1. Lorin Jones’s dealer, a suave elderly person named Paolo Carducci, founder and owner of the Apollo Gallery, which after 1964 had refused to show Jones’s work.

2. Professor Leonard Zimmern, Lorin’s half-brother, who seemed to be more or less devoid of feeling for his sister, since he had by his own admission hardly seen her over the last few years of her life. After she died, though, he had been quick enough to go down to Key West and collect her unsold paintings, of which he was the legal owner.

3. Lorin’s ex-husband, the famous art historian and critic Garrett Jones, who had been all gracious elderly charm at the time of Polly’s show, eager to lend pictures and photographs, to locate and speak to other collectors. To hear him talk now, Garrett had always done all he could for Lorin and her career. But the record suggested otherwise. While they were married, Lorin had paintings in group shows at the Apollo Gallery in 1954 and 1955, and in 1957 and 1960 she had two successful one-woman shows. She had another show in 1964, the year after she and Garrett separated, and then nothing. Polly had no proof that Lorin’s former husband had deliberately wrecked her career, but it would have been pretty damn easy for him to do so.

4. The man with whom Lorin Jones had lived after her marriage broke up, an unsuccessful ex-hippie poet called Hugh Cameron, who took Lorin to Key West and then left her when she was ill and dying. Polly had never met Cameron, but she had heard plenty about him.

Of course, there was no guarantee that any of these men would even begin to admit their guilt; probably they would lie like hell in order to protect their own self-esteem and reputation.

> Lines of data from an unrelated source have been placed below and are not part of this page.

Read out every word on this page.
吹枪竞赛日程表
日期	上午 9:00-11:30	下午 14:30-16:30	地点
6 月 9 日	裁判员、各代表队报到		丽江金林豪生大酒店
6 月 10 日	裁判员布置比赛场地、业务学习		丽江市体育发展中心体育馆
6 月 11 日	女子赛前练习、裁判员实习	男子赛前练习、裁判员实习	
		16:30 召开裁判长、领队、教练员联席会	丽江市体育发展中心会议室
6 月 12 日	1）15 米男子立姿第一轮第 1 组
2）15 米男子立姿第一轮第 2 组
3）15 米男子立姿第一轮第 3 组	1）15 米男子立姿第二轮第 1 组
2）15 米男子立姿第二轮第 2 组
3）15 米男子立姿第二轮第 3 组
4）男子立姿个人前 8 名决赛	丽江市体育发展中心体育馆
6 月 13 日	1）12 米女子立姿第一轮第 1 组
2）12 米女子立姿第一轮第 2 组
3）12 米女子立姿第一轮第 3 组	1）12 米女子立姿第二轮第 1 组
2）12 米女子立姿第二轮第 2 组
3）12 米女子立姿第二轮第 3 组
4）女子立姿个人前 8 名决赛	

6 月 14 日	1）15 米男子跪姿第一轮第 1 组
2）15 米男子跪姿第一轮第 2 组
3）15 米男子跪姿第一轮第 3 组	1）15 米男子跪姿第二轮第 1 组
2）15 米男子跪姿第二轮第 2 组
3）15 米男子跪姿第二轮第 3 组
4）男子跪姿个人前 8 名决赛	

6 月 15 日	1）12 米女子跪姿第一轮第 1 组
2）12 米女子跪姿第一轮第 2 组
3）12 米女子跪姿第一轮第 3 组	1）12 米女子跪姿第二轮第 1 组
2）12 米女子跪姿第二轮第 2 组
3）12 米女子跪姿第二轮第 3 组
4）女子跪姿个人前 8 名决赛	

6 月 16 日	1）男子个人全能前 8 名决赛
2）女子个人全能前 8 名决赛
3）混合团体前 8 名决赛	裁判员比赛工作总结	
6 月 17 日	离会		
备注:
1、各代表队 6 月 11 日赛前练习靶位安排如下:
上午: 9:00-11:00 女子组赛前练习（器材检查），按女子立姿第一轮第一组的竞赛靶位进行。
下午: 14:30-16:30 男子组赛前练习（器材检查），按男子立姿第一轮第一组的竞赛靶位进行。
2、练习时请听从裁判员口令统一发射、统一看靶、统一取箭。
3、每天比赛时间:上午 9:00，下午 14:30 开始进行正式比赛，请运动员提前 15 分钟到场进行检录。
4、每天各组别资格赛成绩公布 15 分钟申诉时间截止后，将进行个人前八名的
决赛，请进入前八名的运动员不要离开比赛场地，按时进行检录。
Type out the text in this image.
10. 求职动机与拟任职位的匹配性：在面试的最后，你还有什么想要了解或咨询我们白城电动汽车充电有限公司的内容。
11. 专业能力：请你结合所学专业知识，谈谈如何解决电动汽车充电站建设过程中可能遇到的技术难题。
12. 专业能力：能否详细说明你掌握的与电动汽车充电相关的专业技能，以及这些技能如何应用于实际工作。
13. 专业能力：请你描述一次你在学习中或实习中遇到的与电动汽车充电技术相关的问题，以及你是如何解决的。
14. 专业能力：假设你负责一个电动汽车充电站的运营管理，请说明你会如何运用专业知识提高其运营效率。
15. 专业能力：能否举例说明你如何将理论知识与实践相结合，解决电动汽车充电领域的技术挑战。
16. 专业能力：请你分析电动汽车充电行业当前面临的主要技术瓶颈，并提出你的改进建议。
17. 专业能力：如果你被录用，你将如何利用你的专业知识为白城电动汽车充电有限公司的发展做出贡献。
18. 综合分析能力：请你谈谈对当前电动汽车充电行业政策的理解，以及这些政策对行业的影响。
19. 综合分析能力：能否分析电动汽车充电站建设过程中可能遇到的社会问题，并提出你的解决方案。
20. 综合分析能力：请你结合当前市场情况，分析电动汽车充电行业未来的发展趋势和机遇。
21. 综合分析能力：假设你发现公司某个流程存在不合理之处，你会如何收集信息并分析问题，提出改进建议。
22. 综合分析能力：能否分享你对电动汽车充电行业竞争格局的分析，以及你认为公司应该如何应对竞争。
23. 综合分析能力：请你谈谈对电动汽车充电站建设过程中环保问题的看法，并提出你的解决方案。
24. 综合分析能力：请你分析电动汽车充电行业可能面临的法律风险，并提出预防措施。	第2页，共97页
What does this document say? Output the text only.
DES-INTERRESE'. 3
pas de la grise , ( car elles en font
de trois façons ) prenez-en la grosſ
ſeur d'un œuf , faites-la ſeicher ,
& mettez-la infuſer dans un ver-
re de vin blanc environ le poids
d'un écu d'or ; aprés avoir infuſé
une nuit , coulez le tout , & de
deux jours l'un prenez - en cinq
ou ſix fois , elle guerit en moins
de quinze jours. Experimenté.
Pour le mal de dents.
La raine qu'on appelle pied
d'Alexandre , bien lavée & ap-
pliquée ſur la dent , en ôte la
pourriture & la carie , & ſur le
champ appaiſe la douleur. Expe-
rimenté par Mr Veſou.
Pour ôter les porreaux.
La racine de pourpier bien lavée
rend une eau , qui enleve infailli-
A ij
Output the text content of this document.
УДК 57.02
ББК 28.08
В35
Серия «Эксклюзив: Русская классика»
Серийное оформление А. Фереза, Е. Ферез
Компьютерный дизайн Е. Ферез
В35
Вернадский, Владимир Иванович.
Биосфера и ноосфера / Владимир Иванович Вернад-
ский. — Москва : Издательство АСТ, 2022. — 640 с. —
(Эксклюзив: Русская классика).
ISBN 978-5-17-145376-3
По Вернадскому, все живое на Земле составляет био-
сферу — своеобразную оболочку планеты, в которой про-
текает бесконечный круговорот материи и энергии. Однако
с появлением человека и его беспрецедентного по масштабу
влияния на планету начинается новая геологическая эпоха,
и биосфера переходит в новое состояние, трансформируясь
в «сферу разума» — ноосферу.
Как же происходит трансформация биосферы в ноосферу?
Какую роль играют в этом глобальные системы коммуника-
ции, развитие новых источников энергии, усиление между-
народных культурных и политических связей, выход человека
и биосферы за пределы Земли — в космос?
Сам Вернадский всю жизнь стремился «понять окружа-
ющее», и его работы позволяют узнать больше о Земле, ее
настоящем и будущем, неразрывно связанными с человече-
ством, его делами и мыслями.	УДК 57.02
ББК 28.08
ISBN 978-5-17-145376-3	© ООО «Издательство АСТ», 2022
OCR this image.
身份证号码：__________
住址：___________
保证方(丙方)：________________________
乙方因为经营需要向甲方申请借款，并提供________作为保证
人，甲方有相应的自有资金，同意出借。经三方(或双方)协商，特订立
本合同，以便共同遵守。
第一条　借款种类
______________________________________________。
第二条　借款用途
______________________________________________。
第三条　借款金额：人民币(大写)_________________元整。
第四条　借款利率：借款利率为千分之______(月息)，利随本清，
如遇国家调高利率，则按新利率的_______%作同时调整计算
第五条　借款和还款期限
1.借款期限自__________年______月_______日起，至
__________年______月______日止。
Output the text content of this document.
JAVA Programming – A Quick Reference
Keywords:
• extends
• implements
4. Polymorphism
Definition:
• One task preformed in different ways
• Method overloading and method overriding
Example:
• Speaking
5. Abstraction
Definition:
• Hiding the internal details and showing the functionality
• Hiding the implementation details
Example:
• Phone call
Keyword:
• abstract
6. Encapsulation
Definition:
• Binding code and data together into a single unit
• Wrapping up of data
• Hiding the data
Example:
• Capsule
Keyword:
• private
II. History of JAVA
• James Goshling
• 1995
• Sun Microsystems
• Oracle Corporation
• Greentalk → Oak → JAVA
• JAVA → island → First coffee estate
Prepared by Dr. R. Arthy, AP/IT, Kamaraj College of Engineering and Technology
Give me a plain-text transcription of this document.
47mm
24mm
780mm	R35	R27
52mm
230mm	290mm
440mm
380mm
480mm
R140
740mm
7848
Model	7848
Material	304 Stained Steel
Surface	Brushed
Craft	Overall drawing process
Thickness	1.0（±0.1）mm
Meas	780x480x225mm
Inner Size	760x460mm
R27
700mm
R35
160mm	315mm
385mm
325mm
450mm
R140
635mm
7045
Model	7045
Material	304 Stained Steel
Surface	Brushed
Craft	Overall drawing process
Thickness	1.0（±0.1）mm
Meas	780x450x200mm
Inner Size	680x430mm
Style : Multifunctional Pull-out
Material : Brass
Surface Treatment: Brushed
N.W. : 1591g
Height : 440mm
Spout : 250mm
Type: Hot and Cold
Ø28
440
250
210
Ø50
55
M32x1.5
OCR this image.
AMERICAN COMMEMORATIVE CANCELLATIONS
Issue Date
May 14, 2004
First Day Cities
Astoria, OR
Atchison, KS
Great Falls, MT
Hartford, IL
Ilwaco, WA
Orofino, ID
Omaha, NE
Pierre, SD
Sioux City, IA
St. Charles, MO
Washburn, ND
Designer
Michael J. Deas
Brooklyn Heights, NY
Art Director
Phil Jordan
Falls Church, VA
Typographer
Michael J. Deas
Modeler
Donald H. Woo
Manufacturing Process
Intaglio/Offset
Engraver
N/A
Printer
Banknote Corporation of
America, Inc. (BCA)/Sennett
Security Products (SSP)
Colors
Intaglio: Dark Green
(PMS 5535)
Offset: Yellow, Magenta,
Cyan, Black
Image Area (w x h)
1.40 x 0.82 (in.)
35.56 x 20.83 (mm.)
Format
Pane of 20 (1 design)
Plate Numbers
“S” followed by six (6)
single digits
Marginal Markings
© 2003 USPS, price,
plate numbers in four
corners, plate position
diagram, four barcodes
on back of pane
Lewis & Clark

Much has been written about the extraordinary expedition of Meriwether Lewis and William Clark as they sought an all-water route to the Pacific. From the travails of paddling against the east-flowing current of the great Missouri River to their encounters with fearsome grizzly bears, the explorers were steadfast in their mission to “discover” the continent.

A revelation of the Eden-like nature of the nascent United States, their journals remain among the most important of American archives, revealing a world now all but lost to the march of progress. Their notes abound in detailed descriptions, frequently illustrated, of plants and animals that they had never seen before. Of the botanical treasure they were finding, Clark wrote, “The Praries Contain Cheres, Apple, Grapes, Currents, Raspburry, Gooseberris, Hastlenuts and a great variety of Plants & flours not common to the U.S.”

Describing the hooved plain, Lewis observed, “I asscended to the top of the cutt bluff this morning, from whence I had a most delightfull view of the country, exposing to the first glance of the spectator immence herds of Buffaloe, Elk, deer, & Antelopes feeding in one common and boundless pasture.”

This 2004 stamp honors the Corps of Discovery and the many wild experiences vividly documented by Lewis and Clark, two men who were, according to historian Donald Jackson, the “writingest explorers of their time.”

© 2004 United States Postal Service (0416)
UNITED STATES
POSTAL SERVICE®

If Polly had any choice in the matter she would have had nothing to do with them. But because no one else knew the facts, she would somehow have to get them to tell her the truth about Lorin Jones.

How this could best be accomplished was now being discussed by Polly and her friend Jeanne, in Polly’s untidy New York apartment on a hot late-summer evening. Polly was still sitting at the round oak table, her elbows on either side of a handmade brown pottery mug, her small square chin propped on her fists. Jeanne, who had made the tasty supper (cold chicken, tabbouli, and cucumbers in yogurt, followed by lemon sherbet), was sunk among cushions on the sofa, smoking one of her endless cigarettes. She never stood when she could lounge, or sat when she could recline.

If an uninformed observer had been told that one of these two women was a lesbian, Polly would have been the natural candidate. Though she had hardly thought about what it might be like to make love with another woman until she became friends with Jeanne, her short untidy hair and face scrubbed clean of makeup suggested scorn of feminine artifice; her checked workshirt and jeans and scuffed Birkenstock sandals, the uniform of both male and female gays in New York that summer, gave her a definite tomboy look.

On the other hand Jeanne, who had been erotically interested in her own sex since she was eight, was soft and generously rounded — an Ingres blonde, delicately powdered and rouged, in a scooped-neck pink T-shirt and a rose-flowered Laura Ashley skirt. Her voice was high and gentle, and none of her lovers had ever thought of calling her Johnnie, or even Jan. Lesbianism for Jeanne meant moving as far and fast as possible away from bisexuality, not toward it. In her view, it was natural for a woman who loved women to recoil physically from the masculine in any form. As a separatist she avoided the opposite sex whenever she could; she was still very disappointed that the Long Island college where she taught history and women’s studies had recently agreed to admit males.